EU presented Baltic Strategy
Just two weeks before Sweden takes over the presidency of the EU Council, the Commission yesterday adopted its Communication on a Baltic Sea Strategy, the first ever comprehensive union strategy for a EU macro-region.
The EU Communication for the Baltic Sea Region, which has been under elaboration since late 2007, could be a major contribution to enhanced cooperation the Baltic Sea region. It could also become a model for similar strategies for other European regions.
Eighty flagship projects are listed in the accompanying Action Plan, which will be reviewed regularly, the EU Commission informs.
However, as confirmed by EU Commission DG-Regio representative Ann-Kerstin Myleus in a recent seminar in Brussels, no extra funding will follow the new strategy. That could possibly hamper the ambitious activity level outlined in the Action Plan.

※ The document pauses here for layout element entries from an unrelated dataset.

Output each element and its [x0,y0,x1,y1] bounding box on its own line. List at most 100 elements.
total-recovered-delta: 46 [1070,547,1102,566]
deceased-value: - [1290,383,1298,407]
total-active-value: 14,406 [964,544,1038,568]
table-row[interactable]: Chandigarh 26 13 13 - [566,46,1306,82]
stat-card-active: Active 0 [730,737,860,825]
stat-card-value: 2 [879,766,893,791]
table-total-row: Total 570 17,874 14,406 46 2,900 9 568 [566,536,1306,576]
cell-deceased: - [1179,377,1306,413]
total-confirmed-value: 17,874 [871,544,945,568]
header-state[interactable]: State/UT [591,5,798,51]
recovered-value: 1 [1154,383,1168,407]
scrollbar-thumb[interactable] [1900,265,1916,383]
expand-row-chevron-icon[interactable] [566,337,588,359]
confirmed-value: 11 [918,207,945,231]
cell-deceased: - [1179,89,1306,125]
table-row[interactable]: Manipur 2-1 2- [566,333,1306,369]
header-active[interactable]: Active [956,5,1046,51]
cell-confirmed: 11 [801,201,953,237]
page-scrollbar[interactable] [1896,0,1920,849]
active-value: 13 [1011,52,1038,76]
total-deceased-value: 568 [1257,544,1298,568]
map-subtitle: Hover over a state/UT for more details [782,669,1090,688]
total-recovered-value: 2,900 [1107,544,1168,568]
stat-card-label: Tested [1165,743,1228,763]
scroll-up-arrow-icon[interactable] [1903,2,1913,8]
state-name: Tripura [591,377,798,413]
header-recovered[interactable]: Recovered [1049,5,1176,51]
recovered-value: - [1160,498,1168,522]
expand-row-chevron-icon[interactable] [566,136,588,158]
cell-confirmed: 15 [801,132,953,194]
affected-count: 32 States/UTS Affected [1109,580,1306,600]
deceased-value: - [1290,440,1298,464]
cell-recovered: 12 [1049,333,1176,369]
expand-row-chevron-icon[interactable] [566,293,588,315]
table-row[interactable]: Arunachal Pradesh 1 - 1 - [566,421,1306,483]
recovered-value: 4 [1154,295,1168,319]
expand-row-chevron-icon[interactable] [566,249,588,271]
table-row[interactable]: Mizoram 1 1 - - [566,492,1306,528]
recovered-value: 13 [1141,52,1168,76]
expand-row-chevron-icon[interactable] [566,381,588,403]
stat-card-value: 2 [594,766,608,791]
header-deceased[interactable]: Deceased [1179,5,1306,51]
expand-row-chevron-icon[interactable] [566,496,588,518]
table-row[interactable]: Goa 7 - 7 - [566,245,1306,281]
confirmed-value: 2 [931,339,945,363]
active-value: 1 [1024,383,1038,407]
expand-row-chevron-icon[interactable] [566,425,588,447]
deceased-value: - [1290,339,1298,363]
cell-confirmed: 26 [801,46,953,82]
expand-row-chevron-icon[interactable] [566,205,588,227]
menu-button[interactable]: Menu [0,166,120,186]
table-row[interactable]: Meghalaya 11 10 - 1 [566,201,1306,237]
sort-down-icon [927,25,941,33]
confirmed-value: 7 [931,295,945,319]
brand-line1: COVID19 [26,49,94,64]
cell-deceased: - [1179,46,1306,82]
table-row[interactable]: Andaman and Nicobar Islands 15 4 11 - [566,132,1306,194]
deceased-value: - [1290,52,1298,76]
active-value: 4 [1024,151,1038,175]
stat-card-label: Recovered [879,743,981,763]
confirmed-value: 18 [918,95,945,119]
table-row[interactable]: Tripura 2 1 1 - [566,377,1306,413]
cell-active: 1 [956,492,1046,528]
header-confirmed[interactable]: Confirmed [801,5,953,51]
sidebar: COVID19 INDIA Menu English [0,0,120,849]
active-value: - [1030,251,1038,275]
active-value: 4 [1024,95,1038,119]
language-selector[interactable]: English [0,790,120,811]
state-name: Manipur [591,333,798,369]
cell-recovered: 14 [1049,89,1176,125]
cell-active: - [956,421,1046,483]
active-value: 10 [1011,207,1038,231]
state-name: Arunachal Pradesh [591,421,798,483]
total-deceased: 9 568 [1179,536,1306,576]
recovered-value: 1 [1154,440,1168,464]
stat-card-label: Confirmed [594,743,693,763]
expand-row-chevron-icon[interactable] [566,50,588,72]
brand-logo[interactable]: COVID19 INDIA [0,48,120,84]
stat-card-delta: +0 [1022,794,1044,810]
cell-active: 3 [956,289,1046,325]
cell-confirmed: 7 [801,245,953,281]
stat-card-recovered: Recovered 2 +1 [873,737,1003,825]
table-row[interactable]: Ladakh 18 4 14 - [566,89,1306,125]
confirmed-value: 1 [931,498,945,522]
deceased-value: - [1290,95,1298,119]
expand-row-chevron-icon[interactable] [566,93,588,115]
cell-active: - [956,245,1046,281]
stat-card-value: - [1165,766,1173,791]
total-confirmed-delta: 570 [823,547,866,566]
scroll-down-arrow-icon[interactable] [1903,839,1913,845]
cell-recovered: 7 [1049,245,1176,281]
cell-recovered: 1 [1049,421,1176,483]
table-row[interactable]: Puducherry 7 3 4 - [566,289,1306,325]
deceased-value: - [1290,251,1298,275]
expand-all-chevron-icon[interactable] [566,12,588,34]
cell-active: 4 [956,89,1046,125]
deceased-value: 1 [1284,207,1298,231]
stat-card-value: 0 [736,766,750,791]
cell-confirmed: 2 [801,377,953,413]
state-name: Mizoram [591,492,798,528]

The strategy is a strategy of the European Union. At the same time, however, it highlights that many of the strategy issues can only be addressed in constructive cooperation with external partners in the region, and first of all Russia.
It will be the Northern Dimension initiative, where both Russia and Norway are equal partners, which will continue to provide the main frames for the EU’s cooperation with Russia in the north.
Interestingly, the adoption of the new strategy comes only two weeks before Sweden takes over the presidency of the EU Council. It also comes less than a week after the this year’s ministerial session in Council of Baltic Sea States, the first after last year’s adoption of a council reform declaration.
For Sweden, both the EU Baltic Strategy and the CBSS are likely to constitute key priorities in the country’s upcoming EU presidency.